L’espansione delle piantagioni di palme da olio sta causando, nel corso degli anni, la perdita di milioni di ettari di foreste. Diversi studi scientifici, fra cui uno recentemente pubblicato su Nature, hanno documentato l’evidente impatto negativo di questo fenomeno sulla biodiversità e, di conseguenza, sulle delicate e complesse reti alimentari che caratterizzano le aree colpite. Ma l’impatto di una crescente domanda di prodotti che contengono olio di palma non si ferma qui: secondo i risultati di uno studio pubblicato su Science of the Total Environment, l’espansione di questo tipo di piantagione può avere effetti negativi anche sulla qualità dell’acqua dei bacini idrici che si trovano in prossimità delle piantagioni stesse.
Gli autori della ricerca hanno preso in esame in particolare il bacino idrico del fiume Kais della Papua occidentale, in Indonesia. La Papua occidentale, spiegano i ricercatori nello studio, ospita la terza foresta tropicale più grande del mondo e circa un quarto dell’area che costituisce il bacino del fiume Kais è stata nel tempo convertita in piantagioni di palme da olio. Quest’area è anche una delle più anticamente abitate da diversi gruppi di indigeni papuani, che, sottolineano gli autori, rischiano di essere particolarmente esposti alle conseguenze di una ridotta qualità dell’acqua del bacino.
Studi pubblicati in precedenza avevano già messo in luce alcuni dei possibili impatti idrologici delle coltivazioni di palme da olio in Papua occidentale, fra cui l’erosione del suolo, con conseguente aumento dei sedimenti nelle falde acquifere, l’aumentato rischio di catastrofi naturali, come alluvioni e periodi di siccità, e l’inquinamento dei bacini idrici a causa dell’utilizzo di pesticidi e fertilizzanti. Per valutare e quantificare meglio questi effetti, i ricercatori hanno utilizzato uno strumento informatico noto come SWAT+ (Soil and Water Assessment Tool), che consente di analizzare, attraverso la creazione di modelli computazionali, gli impatti e il modo in cui l’idrologia di una certa area geografica risponde a diversi scenari di utilizzo del suolo.
A partire dai dati climatici e da quelli relativi alla copertura del suolo, all’altitudine e alla distribuzione dei corsi d’acqua, gli autori dello studio hanno quindi utilizzato SWAT+ per mettere a punto i modelli corrispondenti a tre diversi scenari: quello “storico”, per così dire, basato sui dati precedenti al 2014, anno in cui hanno iniziato a diffondersi le piantagioni di palme da olio; quello attuale, caratterizzato da ampie coltivazioni; e, infine, un possibile scenario futuro, per il quale è stata ipotizzata una costante espansione delle piantagioni. Quest’ultimo modello include anche i dati relativi alle proiezioni climatiche per i prossimi 10 anni.

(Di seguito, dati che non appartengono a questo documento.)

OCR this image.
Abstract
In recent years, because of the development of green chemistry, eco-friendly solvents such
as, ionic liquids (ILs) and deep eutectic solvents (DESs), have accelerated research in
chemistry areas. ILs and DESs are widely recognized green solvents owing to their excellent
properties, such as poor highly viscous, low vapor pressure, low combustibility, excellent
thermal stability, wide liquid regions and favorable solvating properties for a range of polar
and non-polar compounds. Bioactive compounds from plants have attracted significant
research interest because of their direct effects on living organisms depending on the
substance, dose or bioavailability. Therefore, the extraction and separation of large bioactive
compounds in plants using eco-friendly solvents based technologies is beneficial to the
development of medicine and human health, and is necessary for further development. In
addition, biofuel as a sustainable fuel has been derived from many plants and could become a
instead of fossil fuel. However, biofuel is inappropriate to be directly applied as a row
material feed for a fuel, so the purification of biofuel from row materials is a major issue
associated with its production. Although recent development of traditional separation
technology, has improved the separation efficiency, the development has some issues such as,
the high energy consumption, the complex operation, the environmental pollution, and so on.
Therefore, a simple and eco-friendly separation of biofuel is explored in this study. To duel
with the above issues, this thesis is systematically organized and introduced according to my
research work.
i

Dalle analisi è emerso che la conversione della foresta pluviale in coltivazioni di palme da olio ha causato un aumento delle precipitazioni e dell’umidità del suolo nell’area presa in considerazione. Inoltre, la qualità dell’acqua del bacino risulta essere drasticamente peggiorata rispetto al periodo che precede la diffusione delle piantagioni. In particolare, la presenza di sedimenti è aumentata del 16,9% e le concentrazioni di azoto e fosforo risultano essere aumentate rispettivamente del 78,1 e del 144%. Azoto e fosforo sono due dei principali componenti dei fertilizzanti di sintesi e una loro eccessiva concentrazione può provocare danni sia all‘ambiente che alla salute umana.
“Le popolazioni indigene a valle, che dipendono dai fiumi e dai corsi d’acqua del bacino idrografico, sono molto vulnerabili”, spiega Timothy Randhir, docente di conservazione ambientale presso l’Università del Massachussetts di Amherst (Stati Uniti) e autore dello studio: “Stanno subendo tutte le conseguenze ambientali e di salute pubblica, mentre le compagnie internazionali che producono olio di palma stanno raccogliendo i frutti”. Per questo motivo, concludono gli autori, è necessario che le autorità impongano dei limiti per l’utilizzo di fertilizzanti e pesticidi, specialmente nei periodi caratterizzati da alluvioni e inondazioni, che si impegnino a monitorare costantemente la qualità dell’acqua a valle delle piantagioni e, soprattutto, a garantire che le comunità interessate abbiano accesso a informazioni aggiornate sulla qualità dell’acqua che utilizzano quotidianamente.